OTTAWA — Immigrant families, not taxpayers, should be on the hook to support family reunifications in Canada, said Employment Minister Jason Kenney.

Kenney was defending his government’s policy Friday that makes it harder for elderly immigrants to receive taxpayer subsidies.

The Guaranteed Income Supplement is provided to the poorest Canadians in old age. Immigrants who arrive under the parents and grandparents program has traditionally been able to qualify for GIS after living here 10 years.
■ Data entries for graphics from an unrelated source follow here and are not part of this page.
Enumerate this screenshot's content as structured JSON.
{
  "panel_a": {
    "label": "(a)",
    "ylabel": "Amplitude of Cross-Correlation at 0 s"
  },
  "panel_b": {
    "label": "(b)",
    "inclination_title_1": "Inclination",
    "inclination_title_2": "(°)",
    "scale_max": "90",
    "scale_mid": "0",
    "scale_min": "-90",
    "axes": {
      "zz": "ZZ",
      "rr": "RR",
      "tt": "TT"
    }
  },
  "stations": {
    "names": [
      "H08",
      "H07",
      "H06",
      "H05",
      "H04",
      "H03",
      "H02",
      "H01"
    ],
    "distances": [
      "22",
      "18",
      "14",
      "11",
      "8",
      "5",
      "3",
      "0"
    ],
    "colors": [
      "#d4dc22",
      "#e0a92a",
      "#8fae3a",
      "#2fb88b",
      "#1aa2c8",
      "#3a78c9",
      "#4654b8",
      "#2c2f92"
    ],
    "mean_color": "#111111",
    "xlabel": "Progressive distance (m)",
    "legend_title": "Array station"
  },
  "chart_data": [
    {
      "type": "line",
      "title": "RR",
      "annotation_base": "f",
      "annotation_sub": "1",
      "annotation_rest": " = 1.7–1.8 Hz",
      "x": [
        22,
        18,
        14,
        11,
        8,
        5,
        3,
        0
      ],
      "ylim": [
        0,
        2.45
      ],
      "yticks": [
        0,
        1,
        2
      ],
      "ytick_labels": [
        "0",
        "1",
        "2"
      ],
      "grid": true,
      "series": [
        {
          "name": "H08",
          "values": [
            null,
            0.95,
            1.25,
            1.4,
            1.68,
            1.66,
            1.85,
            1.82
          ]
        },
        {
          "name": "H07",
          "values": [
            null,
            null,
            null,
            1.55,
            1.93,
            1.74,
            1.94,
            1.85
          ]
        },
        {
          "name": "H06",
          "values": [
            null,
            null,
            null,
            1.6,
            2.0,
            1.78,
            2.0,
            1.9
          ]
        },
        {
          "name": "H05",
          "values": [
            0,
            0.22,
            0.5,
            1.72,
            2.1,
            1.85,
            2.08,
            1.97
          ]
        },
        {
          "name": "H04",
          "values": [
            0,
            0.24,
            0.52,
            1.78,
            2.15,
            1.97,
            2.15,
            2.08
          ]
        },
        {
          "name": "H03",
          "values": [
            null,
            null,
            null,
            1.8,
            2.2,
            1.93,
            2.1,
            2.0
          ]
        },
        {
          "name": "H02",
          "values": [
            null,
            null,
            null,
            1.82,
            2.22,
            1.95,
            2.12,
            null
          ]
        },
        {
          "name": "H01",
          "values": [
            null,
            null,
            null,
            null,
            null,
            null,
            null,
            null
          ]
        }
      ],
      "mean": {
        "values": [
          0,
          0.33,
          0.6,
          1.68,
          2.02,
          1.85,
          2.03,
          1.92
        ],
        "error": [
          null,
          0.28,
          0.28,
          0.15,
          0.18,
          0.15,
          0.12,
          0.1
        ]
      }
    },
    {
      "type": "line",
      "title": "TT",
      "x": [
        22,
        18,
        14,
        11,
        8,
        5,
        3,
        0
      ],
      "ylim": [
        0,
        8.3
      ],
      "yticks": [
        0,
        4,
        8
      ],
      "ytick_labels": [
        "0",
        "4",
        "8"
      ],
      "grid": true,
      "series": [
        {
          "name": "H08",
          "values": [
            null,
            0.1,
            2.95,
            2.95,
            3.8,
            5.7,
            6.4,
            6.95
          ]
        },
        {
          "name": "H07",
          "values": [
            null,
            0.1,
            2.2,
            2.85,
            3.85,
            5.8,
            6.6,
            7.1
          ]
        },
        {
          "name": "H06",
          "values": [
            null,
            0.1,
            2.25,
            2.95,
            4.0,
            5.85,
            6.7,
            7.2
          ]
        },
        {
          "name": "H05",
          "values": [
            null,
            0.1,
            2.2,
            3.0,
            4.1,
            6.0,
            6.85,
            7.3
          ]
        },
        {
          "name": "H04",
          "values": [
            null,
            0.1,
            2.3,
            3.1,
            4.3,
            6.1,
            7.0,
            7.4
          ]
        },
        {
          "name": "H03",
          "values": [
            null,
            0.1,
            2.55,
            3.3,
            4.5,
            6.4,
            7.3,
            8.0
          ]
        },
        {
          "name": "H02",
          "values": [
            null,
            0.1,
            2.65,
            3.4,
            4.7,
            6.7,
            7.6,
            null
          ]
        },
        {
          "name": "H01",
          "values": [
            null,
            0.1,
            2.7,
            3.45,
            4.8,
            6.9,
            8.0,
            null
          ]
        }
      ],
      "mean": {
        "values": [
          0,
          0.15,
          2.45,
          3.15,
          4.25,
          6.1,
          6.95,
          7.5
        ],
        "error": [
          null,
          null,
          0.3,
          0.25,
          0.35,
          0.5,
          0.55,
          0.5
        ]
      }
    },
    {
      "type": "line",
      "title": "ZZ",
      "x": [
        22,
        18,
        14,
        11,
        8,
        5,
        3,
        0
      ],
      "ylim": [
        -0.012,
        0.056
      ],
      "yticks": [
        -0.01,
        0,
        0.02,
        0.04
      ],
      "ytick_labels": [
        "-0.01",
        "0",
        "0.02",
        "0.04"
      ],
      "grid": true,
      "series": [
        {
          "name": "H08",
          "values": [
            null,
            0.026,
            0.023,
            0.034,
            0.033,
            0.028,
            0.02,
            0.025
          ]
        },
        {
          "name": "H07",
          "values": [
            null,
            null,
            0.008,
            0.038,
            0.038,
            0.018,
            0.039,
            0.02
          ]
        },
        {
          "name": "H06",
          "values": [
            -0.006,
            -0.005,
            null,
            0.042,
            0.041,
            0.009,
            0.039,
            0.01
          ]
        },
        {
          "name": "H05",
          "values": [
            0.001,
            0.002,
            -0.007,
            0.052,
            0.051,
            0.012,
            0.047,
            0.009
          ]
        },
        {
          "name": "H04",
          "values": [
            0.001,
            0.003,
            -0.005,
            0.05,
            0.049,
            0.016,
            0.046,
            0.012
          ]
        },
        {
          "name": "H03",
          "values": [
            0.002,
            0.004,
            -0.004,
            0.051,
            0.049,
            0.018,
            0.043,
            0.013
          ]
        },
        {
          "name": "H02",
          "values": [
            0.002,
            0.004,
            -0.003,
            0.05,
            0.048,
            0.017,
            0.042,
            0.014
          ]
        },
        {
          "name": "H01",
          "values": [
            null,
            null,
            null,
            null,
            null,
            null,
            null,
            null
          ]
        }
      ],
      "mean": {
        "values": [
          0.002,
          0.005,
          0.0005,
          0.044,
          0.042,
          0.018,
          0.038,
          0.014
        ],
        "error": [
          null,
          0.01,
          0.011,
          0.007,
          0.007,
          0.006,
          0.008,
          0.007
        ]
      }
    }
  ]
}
Through that program, the immigrant is sponsored by a family member who signs a declaration saying they bear financial responsibility for the relative for 10 years.

The measure, brought in through the budget implementation bill, proposes to extend the sponsorship period from 10 to 20 years and disallows immigrants from applying for GIS while they are sponsored.

“We’re all for family reunification but you should be responsible as a family unit and not expect taxpayers to provide income support to people who have frankly in most cases not paid taxes to Canada,” Kenney said. “I think everyone agrees with that.”

NDP MP Lysane Blanchette-Lamothe says that puts a burden on families who may not be able to afford it.

“Family reunification shouldn’t be a luxury,” she said. “If a family has to pay for 10 more years, it’s more difficult for them to spend money in the community.”

The measure won’t be applied retroactively and the government anticipates a savings of $700 million annually, but only after being in place for several years.